His research group has now discovered a method that significantly increases both the stability and the activity of inexpensive nickel hydroxide electrodes. Nickel hydroxide is a cheap alternative to very active, but also expensive catalysts, like iridium and platinum. The scientific literature recommends heating the hydroxide up to 300 degrees. This increases the stability of the material and partially converts it to nickel oxide. Higher temperatures would completely destroy the hydroxide. "We wanted to see this with our own eyes and gradually heated the material in the laboratory to 1,000 degrees C," says Bron.
As temperatures increased, the researchers observed the expected changes to the individual particles under the electron microscope. These particles were converted to nickel oxide, grew together to form larger structures and, at very high temperatures, formed patterns reminiscent of zebra crossings. However, electrochemical testing surprisingly showed a constantly high activity level of the particles, which should have no longer been usable in the electrolysis. As a rule, large surfaces and, hence, smaller structures are more active during electrolysis. "We therefore attribute the high level of activity of our much larger particles to an effect that, surprisingly, only occurs at high temperatures: the formation of active oxide defects on the particles," says Bron.
Using X-ray crystallography, the researchers discovered how the crystal structure of the hydroxide particles changes as temperatures increase. They concluded that when heated to 900 degrees C, a point at which the particles exhibit the highest level of activity, the defects undergo a transitioning process that is completed at 1,000 degrees C. At this point, activity suddenly drops again.

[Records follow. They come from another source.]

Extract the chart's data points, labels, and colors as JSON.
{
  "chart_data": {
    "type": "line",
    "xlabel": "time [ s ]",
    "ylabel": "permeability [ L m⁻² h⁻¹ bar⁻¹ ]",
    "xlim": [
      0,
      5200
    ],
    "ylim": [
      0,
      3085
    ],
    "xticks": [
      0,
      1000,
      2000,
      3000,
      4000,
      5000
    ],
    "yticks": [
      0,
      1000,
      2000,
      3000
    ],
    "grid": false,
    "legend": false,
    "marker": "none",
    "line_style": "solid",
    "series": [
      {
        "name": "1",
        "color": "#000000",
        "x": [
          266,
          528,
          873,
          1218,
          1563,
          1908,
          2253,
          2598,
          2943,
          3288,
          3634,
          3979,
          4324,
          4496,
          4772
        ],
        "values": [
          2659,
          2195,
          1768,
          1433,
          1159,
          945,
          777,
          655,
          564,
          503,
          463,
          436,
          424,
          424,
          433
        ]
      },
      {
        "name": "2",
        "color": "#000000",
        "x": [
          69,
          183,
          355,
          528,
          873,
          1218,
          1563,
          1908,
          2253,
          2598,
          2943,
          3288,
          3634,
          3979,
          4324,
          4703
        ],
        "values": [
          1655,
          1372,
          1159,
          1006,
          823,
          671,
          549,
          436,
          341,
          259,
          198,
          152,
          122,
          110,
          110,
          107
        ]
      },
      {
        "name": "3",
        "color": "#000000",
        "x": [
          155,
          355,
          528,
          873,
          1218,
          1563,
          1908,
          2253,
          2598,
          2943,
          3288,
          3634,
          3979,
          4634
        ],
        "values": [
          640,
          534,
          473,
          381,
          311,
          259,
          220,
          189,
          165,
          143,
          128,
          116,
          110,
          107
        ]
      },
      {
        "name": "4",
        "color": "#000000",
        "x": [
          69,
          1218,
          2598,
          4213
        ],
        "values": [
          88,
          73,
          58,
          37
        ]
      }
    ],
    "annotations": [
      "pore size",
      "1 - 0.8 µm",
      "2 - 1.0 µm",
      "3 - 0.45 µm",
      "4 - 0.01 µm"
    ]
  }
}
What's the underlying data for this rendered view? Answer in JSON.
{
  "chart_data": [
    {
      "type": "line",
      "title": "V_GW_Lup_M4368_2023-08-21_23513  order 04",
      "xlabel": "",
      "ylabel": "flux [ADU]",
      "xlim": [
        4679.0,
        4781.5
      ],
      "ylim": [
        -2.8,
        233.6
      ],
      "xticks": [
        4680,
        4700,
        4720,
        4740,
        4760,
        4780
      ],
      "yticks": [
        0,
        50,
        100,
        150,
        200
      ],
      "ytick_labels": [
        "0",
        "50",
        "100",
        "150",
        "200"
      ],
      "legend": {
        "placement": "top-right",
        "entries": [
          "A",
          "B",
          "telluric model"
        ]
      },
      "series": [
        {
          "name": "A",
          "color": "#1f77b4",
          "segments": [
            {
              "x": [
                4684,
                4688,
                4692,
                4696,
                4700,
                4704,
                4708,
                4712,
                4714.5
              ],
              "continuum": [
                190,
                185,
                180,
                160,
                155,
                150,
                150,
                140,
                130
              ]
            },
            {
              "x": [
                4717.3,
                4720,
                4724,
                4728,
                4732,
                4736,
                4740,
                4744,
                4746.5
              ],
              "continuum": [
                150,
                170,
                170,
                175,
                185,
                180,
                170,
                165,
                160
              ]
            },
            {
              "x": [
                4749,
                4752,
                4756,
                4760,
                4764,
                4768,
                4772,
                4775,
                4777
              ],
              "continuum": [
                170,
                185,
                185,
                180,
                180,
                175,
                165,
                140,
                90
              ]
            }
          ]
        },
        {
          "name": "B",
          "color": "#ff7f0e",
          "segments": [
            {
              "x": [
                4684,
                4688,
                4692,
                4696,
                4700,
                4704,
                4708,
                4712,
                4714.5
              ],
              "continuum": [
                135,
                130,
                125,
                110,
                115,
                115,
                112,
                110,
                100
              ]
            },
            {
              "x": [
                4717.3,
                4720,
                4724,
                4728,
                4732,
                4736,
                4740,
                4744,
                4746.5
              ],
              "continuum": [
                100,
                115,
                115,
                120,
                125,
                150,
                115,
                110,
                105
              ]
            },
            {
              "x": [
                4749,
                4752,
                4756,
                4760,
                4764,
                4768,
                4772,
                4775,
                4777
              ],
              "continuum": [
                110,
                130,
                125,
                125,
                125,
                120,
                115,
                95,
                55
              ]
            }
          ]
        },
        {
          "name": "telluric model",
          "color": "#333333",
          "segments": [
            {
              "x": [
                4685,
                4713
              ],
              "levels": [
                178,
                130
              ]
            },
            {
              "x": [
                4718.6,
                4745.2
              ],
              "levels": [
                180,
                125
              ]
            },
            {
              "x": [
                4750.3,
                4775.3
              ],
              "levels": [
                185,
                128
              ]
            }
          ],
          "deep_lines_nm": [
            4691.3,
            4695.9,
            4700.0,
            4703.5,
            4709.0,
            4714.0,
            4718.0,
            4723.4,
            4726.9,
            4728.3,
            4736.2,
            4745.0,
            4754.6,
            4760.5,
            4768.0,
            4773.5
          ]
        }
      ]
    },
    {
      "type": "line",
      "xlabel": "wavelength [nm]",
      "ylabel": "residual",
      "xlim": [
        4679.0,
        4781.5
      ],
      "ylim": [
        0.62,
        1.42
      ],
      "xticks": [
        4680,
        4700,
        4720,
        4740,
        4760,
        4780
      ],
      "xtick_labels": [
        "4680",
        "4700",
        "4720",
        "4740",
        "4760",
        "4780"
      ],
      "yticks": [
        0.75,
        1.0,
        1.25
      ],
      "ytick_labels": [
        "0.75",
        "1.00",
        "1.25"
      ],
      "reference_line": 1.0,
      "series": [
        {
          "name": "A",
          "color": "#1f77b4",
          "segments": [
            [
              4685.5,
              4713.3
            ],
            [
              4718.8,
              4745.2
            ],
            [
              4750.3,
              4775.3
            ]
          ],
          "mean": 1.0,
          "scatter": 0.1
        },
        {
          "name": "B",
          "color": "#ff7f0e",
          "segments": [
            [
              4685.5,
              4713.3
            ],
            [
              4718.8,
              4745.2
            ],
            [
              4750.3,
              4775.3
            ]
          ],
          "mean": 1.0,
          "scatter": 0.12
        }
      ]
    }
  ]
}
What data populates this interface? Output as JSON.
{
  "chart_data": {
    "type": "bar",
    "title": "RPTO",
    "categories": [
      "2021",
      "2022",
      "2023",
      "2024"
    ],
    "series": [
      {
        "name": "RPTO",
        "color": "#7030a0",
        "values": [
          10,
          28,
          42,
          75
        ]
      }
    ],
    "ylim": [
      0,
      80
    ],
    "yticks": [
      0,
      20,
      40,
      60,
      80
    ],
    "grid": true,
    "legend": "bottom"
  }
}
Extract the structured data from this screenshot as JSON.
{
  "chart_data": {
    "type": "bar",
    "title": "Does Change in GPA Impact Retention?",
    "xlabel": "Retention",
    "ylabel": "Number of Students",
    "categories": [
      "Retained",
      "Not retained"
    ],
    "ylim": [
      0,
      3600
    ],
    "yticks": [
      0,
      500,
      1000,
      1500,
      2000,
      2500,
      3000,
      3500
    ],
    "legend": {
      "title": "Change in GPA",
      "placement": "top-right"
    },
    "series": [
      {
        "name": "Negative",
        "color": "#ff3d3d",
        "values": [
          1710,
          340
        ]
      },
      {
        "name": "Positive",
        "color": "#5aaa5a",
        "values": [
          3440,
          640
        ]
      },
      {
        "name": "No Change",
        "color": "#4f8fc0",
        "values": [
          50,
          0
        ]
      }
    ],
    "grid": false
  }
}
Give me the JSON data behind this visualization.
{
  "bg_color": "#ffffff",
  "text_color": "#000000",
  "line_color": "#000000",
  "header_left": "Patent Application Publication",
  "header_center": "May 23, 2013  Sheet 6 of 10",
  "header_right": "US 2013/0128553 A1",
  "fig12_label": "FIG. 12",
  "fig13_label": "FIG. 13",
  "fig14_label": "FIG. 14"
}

Bron and his team are confident that they have found a promising approach since, even after repeated measurements after 6,000 cycles, the heated particles still generated 50% more electricity than the untreated particles. Next the researchers want to use X-ray diffraction to better understand why these defects increase the activity so much. They are also looking for ways to produce the new material so that smaller structures are retained even after heat treatment.